For ten long days, Miss Ophelia Arthur lay prone in her berth. Her hymnal and her Imitation lay beside her; but she read less than she pondered, and she invariably pondered with her eyes closed and her mouth ajar. On the eleventh day, however, she gathered herself together and went on deck. With anxious care Weldon tucked the rugs about her elderly frame. Then he exchanged a glance with Ethel and together they sought the shelter of the ventilating shaft.

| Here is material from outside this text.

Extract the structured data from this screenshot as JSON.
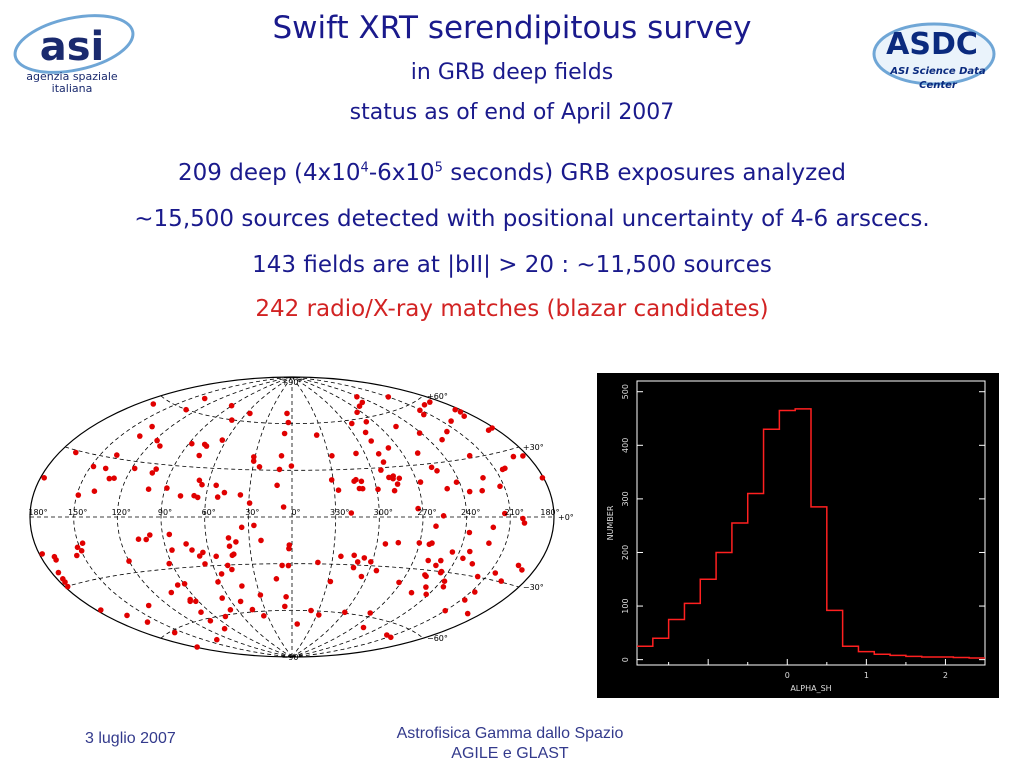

Nothing shows the temperature more surely than the tint of the gray sea. It was a warm gray, that morning, and the bowl-like sky above was gray from the horizon far towards the blue zenith. From the other end of the ship, they could hear the plaudits that accompanied an impromptu athletic tournament; but the inhabitants of the nearest chairs were reading or dozing, and the deck about them was very still. Only the throbbing of the mighty screw and the hiss of the cleft waves broke the hush.
Out of the hush, Ethel spoke abruptly.
"Do you know, Mr. Weldon, you have never told me what brings you out here."
He had been sitting, chin on his fists, staring out across the gray, foam-flecked water. Now he looked up at her in surprise.
"I thought you knew. The war, of course."
"Yes; but where are you going?"
"To somewhere on the firing line. Beyond that I've not the least idea."